PatchSiren

PatchSiren cyber security CVE debrief

CVE-2026-12117 Devolutions CVE debrief

CVE-2026-12117 is an improper access control vulnerability in the social login connection endpoint of Devolutions Server 2026.2.5. An authenticated vault member can exploit this vulnerability to enumerate social login entry metadata to which they are not authorized via a crafted API request.
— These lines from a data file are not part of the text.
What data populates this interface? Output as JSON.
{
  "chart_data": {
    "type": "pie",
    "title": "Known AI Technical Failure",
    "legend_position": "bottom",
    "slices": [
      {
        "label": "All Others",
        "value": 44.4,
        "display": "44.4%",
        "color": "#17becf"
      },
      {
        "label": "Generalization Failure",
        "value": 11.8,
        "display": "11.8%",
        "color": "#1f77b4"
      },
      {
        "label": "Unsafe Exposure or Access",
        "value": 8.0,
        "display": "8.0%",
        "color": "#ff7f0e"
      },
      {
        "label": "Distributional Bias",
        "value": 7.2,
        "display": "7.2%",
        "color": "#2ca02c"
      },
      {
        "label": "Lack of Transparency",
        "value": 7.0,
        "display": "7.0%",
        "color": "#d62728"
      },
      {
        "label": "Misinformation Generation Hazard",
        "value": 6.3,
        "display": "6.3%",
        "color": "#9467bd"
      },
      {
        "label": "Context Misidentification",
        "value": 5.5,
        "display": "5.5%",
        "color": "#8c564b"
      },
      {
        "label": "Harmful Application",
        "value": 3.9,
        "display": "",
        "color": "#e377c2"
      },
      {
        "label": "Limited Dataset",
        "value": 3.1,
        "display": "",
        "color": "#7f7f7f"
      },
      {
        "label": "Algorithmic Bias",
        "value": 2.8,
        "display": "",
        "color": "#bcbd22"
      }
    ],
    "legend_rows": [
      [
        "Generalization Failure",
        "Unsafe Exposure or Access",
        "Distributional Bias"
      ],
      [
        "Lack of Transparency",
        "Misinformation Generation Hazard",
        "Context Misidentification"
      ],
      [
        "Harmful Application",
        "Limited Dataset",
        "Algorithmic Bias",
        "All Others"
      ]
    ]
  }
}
The Common Weakness Enumeration (CWE) associated with this vulnerability is CWE-200. The CVE was published on [cvePublishedAt](https://www.cve.org/CVERecord?id=CVE-2026-12117) and last modified on [cveModifiedAt](https://nvd.nist.gov/vuln/detail/CVE-2026-12117).

Vendor
Devolutions
Product
Devolutions Server
CVSS
MEDIUM 4.3
CISA KEV
Not listed in stored evidence
Original CVE published
2026-06-16
Original CVE updated
2026-06-17
Advisory published
2026-06-16
Advisory updated
2026-06-17

Who should care

Users of Devolutions Server 2026.2.5 should be aware of this vulnerability and take necessary actions to mitigate it.

Technical summary

The vulnerability exists in the social login connection endpoint of Devolutions Server 2026.2.5. An authenticated vault member can exploit this vulnerability by sending a crafted API request to enumerate social login entry metadata to which they are not authorized.

Defensive priority

High

Recommended defensive actions

  • Apply the necessary patches or updates provided by Devolutions to fix the improper access control vulnerability.
  • Restrict access to the social login connection endpoint to authorized users only.
  • Monitor the Devolutions Server for any suspicious activity related to social login entry metadata enumeration.

Evidence notes

The CVE-2026-12117 vulnerability was reported by [email protected] and is associated with CWE-200. For more information, refer to [ref-4](https://devolutions.net/security/advisories/DEVO-2026-0017/).

Official resources

CVE-2026-12117 was published on 2026-06-16T20:16:27.577Z and last modified on 2026-06-16T20:41:35.520Z.